A search for “leprosy” associated with COVID-19 vaccination in OpenVAERS, a database derived from the CDC’s Vaccine Adverse Event Reporting System, or VAERS, yielded 15 reports describing leprosy or leprosy-like symptoms  — including blisters, rashes and eye pain — among patients who received either the Pfizer (13 patients) or Moderna (2 patients) vaccines.

Recent upticks in leprosy cases in Florida, India

According to the CDC, leprosy primarily is transmitted when an infected person coughs or sneezes and a healthy person breathes in the droplets containing the Mycobacterium leprae. In the southern U.S., some armadillos are naturally infected with Mycobacterium leprae.

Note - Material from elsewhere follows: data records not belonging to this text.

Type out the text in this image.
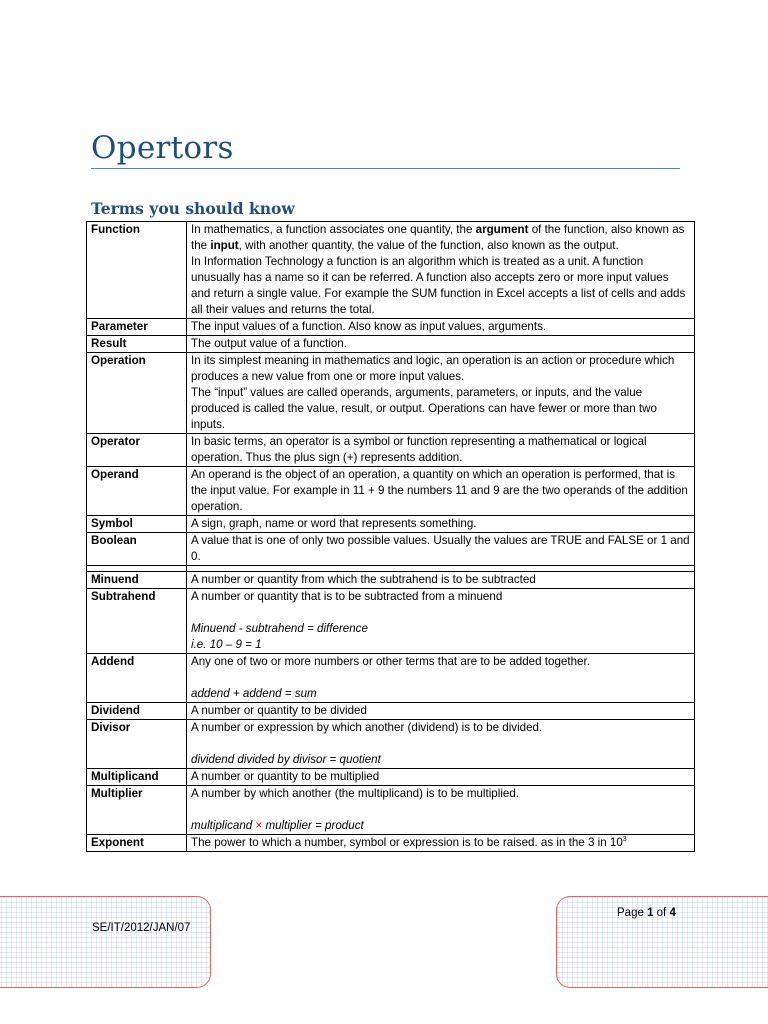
Opertors
Terms you should know
Function	In mathematics, a function associates one quantity, the argument of the function, also known as the input, with another quantity, the value of the function, also known as the output.
In Information Technology a function is an algorithm which is treated as a unit. A function unusually has a name so it can be referred. A function also accepts zero or more input values and return a single value. For example the SUM function in Excel accepts a list of cells and adds all their values and returns the total.

Parameter	The input values of a function. Also know as input values, arguments.
Result	The output value of a function.
Operation	In its simplest meaning in mathematics and logic, an operation is an action or procedure which produces a new value from one or more input values.
The “input” values are called operands, arguments, parameters, or inputs, and the value produced is called the value, result, or output. Operations can have fewer or more than two inputs.

Operator	In basic terms, an operator is a symbol or function representing a mathematical or logical operation. Thus the plus sign (+) represents addition.
Operand	An operand is the object of an operation, a quantity on which an operation is performed, that is the input value. For example in 11 + 9 the numbers 11 and 9 are the two operands of the addition operation.
Symbol	A sign, graph, name or word that represents something.
Boolean	A value that is one of only two possible values. Usually the values are TRUE and FALSE or 1 and 0.

Minuend	A number or quantity from which the subtrahend is to be subtracted
Subtrahend	A number or quantity that is to be subtracted from a minuend
Minuend - subtrahend = difference
i.e. 10 – 9 = 1

Addend	Any one of two or more numbers or other terms that are to be added together.
addend + addend = sum

Dividend	A number or quantity to be divided
Divisor	A number or expression by which another (dividend) is to be divided.
dividend divided by divisor = quotient

Multiplicand	A number or quantity to be multiplied
Multiplier	A number by which another (the multiplicand) is to be multiplied.
multiplicand × multiplier = product

Exponent	The power to which a number, symbol or expression is to be raised. as in the 3 in $10^3$
SE/IT/2012/JAN/07
Page 1 of 4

However, the CDC states that “most people who come into contact with armadillos are unlikely to get Hansen’s disease.”

Dr. Jessica K. Fairley, director of Emory Hansen’s Disease Program in Atlanta, told Fox News:

“Most people are not susceptible to the infection and in general, it is very hard to get even when exposed to individuals with the infection.”

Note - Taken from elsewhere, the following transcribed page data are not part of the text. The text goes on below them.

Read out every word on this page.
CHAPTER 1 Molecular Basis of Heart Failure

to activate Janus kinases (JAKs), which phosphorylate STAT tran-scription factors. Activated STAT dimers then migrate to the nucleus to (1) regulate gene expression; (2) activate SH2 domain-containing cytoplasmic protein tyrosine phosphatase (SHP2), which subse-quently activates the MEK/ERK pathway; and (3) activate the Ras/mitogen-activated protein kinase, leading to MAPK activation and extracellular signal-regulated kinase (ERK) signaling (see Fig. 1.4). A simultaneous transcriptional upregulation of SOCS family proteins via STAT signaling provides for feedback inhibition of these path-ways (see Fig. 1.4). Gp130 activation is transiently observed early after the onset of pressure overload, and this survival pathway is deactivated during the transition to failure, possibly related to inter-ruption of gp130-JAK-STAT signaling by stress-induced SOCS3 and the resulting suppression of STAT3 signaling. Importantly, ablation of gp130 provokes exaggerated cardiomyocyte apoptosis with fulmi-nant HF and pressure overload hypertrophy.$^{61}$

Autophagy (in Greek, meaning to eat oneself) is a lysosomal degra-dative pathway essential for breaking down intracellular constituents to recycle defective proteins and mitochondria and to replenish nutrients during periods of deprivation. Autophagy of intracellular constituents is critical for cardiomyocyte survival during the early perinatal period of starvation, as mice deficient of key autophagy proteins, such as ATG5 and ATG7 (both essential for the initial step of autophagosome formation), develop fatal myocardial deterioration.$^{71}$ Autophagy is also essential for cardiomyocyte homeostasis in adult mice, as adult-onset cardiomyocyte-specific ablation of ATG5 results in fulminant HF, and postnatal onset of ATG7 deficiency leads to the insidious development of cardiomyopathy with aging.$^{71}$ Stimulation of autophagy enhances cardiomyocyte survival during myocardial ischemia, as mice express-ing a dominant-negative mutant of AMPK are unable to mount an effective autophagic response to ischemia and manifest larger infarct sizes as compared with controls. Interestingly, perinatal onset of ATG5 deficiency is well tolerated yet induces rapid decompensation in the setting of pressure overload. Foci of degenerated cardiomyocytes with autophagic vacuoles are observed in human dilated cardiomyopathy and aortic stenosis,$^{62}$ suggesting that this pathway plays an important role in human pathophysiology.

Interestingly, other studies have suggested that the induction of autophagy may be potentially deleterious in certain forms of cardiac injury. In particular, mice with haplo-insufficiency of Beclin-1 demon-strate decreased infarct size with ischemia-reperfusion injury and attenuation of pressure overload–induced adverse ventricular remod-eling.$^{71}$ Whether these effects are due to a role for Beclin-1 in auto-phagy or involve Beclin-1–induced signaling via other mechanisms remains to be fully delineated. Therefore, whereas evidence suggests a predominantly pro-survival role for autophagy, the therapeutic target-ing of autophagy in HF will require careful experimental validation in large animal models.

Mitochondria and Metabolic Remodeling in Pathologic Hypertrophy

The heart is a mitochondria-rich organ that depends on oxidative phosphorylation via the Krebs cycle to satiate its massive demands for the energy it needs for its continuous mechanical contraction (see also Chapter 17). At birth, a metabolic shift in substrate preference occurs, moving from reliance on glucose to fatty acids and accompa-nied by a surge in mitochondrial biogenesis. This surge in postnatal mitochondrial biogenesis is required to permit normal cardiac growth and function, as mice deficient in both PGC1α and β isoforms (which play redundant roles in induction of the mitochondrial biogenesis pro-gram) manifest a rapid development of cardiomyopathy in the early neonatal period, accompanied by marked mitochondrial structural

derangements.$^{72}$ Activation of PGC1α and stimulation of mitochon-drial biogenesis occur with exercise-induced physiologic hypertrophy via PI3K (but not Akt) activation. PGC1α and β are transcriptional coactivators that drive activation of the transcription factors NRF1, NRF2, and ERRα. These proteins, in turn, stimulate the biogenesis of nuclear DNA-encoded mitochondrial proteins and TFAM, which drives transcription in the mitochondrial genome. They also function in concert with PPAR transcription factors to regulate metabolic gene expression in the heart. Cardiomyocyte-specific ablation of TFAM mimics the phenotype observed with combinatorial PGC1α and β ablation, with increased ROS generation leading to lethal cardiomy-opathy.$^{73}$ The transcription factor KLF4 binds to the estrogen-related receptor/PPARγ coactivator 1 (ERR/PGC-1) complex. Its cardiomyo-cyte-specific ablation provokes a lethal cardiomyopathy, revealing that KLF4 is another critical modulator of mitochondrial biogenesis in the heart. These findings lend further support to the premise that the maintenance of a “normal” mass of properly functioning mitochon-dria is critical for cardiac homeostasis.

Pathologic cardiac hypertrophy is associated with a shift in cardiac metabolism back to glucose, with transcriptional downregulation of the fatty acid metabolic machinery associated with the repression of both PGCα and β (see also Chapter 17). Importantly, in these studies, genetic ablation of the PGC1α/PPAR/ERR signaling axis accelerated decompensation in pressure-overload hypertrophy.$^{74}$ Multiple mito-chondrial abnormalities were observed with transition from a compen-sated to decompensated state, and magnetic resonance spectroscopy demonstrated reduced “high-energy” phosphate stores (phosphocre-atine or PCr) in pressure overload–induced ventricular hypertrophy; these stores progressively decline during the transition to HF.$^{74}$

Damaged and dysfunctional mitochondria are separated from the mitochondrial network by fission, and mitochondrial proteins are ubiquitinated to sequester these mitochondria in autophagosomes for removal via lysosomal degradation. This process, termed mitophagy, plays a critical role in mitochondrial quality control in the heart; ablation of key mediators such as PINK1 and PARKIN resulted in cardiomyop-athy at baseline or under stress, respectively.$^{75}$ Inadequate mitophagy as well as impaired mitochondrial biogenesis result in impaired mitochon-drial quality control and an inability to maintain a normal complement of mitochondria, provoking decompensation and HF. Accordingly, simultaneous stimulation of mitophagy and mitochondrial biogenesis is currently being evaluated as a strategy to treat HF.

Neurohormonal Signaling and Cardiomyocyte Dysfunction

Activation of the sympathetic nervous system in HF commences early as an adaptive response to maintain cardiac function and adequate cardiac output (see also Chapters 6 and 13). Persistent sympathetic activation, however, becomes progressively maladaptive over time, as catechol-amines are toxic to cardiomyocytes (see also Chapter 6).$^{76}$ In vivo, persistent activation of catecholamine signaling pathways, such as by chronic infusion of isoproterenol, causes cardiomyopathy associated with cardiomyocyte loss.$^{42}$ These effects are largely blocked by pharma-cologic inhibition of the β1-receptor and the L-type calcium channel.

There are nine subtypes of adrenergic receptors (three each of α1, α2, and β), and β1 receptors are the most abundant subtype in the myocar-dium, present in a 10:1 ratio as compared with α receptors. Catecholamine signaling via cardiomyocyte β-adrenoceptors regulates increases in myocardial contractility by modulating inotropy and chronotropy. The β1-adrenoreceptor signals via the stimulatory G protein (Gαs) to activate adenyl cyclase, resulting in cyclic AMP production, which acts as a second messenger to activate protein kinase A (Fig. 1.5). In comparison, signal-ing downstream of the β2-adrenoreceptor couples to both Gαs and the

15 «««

According to the CDC, leprosy is very rare in the U.S., with fewer than 200 cases reported per year and most contracting it in a country where it is more common.

Incidence peaked in the U.S. around 1983. By 2000, almost all cases had disappeared, according to the CDC report. In 2015, leprosy started making headlines in Florida, now deemed by the CDC an “endemic location” for the disease.

India — a country that accounts for more than half of the world’s leprosy cases — has also seen a significant uptick in its number of people with the disease, reporting an 87% increase between 2021 and 2022.

From 2022 to 2023, the number of new leprosy cases surged to 626, the highest since 2013-14, when 627 cases were reported.

Florida’s leprosy cases ‘lack traditional risk factors’

The CDC said contact tracing revealed no “associated risk factors, including travel, zoonotic [transmitted between animals and humans] exposure, occupational association, or personal contacts” among the patients in Florida.

Dr. Linda Adams, chief of the laboratory research branch at the National Hansen’s Disease Program, told CNN:

“We do see cases that we cannot explain. There’s been no foreign travel, for example, or no contact with armadillos.”

CDC researchers concluded that the absence of traditional risk factors, coupled with the high percentage of Florida residents (including leprosy patients) who spend a lot of time outdoors, “supports the investigation into environmental reservoirs as a potential source of transmission.”

Monica Dutcher is a Maryland-based senior reporter for The Defender.